Ben Wragg, enfrascado en sus espitas detrás de la barra, no podía estar más contento. Los clientes escaseaban en invierno. Si el tiempo empeoraba, la mitad de aquellos tipos se alojarían en el hostal.

St. James subió a buscar el abrigo y los guantes. Deborah estaba sentada en la cama, con todas las almohadas amontonadas bajo la espalda. Tenía la cabeza echada hacia atrás, los ojos cerrados y las manos enlazadas sobre el regazo. No se había desnudado.

– Mentí-dijo, cuando St. James cerró la puerta-. Pero tú lo sabías, ¿verdad?

– Sabía que no estabas cansada, si te refieres a eso.

– ¿Estás enfadado?

– ¿Debería estarlo?

– No soy una buena esposa.

– ¿Porque no quisiste escuchar nada más sobre Juliet Spence? No me parece un buen método de medir tus lealtades.

Sacó el abrigo del ropero y se lo puso. Buscó los guantes en el bolsillo.

– Te vas con él, pues. Para concluir el caso.

– Me sentiré mejor si no lo hace solo. Yo le metí en esto, al fin y al cabo.

– Eres un buen amigo, Simon.

– Y él también.

– También eres un buen amigo para mí.

St. James se acercó a la cama y se sentó en el borde. Cerró la mano sobre sus puños. Los puños giraron, los dedos se abrieron. St. James notó que apretaba algo contra su palma. Vio que era una piedra, con dos anillos pintados sobre su brillante esmaltado rosa.

– La encontré sobre la tumba de Annie Shepherd -explicó Deborah-. Me recordó al matrimonio, los anillos y cómo están pintados. La llevo encima desde entonces. Pensé que me ayudaría a ser mejor para ti de lo que he sido.

– No tengo quejas, Deborah.

St. James cerró los dedos alrededor de la piedra y besó la frente de su mujer.

– Tú querías hablar, y yo no. Lo siento.

– Yo quería predicar, que es muy diferente de hablar. No te culpo por rechazar mis sermones. -Se levantó y se puso los guantes. Sacó la bufanda de la cómoda-. No sé cuánto tardaremos.

– Da igual. Esperaré.

Dejó la piedra sobre la mesita de noche cuando él salió.

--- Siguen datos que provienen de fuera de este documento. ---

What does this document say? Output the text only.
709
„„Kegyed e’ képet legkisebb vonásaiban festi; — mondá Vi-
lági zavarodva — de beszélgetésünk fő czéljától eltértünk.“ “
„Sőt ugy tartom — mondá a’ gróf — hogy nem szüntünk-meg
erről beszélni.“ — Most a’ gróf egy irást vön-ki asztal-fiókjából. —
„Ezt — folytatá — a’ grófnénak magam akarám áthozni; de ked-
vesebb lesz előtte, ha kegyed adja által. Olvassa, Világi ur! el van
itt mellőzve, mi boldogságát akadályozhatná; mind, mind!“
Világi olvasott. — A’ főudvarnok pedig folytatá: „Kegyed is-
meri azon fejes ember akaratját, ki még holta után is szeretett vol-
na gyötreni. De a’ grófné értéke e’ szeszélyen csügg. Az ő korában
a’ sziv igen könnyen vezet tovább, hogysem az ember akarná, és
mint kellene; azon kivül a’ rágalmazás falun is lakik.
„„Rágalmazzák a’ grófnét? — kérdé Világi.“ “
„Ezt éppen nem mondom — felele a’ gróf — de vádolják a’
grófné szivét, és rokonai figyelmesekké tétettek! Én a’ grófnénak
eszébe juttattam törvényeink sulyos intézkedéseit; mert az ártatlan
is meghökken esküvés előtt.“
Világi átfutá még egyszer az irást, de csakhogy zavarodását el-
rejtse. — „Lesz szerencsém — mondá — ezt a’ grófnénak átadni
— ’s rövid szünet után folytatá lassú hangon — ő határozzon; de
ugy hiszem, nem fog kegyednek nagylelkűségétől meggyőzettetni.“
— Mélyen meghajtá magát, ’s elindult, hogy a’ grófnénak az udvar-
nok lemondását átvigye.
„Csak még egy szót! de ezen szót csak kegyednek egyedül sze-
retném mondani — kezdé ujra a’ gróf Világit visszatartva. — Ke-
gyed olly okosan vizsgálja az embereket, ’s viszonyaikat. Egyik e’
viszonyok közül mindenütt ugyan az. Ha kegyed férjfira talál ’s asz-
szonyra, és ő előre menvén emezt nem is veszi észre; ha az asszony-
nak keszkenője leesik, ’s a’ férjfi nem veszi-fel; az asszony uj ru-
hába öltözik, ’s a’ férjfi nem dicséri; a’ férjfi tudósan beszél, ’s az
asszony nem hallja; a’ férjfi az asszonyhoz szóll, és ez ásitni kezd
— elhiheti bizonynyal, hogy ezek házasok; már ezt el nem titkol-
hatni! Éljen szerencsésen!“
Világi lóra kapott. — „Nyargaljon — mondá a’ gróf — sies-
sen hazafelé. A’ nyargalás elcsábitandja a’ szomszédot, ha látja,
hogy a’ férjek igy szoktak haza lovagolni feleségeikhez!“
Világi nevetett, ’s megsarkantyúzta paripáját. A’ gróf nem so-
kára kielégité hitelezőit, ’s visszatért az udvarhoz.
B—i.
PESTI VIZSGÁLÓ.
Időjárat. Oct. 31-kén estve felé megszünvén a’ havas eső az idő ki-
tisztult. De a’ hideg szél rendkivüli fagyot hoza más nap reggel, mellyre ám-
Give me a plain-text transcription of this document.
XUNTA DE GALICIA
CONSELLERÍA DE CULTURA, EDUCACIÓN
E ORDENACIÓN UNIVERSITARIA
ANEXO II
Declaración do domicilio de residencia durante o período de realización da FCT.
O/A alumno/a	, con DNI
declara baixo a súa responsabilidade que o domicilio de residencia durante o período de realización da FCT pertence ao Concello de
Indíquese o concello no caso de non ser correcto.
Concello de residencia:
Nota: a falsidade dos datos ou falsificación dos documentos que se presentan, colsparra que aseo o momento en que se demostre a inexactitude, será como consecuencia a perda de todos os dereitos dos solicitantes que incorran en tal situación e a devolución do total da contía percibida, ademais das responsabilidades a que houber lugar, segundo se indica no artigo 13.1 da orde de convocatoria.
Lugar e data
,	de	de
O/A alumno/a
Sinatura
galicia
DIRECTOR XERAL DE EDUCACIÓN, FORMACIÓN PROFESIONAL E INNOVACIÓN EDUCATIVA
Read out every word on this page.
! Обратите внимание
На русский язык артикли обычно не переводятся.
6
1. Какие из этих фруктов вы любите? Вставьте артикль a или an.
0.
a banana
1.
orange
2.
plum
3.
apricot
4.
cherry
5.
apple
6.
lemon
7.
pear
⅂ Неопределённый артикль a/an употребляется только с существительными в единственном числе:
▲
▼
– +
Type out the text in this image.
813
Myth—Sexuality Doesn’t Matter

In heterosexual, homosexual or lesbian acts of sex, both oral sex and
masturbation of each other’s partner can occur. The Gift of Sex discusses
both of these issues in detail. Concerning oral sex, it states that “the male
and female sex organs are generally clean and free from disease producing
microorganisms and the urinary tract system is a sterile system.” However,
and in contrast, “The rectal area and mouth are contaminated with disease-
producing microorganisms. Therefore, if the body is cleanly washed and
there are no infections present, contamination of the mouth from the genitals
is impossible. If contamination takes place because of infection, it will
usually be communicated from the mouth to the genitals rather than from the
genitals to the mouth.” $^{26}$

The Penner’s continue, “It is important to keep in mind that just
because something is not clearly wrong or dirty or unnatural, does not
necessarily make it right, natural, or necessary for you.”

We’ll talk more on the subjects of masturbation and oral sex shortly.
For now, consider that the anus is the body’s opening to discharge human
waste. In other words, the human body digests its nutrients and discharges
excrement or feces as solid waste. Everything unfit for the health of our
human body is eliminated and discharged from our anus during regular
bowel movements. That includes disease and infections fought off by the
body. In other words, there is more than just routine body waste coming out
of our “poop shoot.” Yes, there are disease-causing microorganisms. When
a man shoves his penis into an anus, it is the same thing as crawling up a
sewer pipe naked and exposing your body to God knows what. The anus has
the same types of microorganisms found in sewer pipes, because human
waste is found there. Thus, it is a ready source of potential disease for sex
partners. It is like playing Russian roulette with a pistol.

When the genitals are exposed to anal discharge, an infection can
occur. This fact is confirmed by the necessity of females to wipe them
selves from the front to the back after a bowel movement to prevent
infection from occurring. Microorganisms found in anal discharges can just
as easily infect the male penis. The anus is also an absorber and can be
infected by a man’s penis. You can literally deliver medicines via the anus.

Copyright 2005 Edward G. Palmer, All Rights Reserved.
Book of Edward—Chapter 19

Lynley le esperaba ante la puerta del pub, refugiado en el porche. Contemplaba la nieve que seguía cayendo en oleadas silenciosas, iluminada por las farolas de la calle y las luces de las casas adosadas que bordeaban la carretera de Clitheroe.

– Solo se ha casado una vez, Simon -dijo-. Con Yanapapoulis. -Se encaminaron al aparcamiento, donde había dejado el Range Rover alquilado en Manchester-. He intentado comprender cómo llegó a tomar Robin Sage su decisión, y se reduce a esto: Sheelah no es una mala persona, a fin de cuentas, quiere a sus hijos, y solo se ha casado una vez, pese a su estilo de vida anterior y posterior a ese matrimonio.

– ¿Qué le ocurrió?

– ¿A Yanapapoulis? Le dio Linus, su cuarto hijo, y luego se largó con un chico de veinte años recién llegado a Londres desde Delhi.

– ¿Portador de un mensaje del oráculo?

Lynley sonrió.

– Me atrevería a decir que eso es mejor que los dones.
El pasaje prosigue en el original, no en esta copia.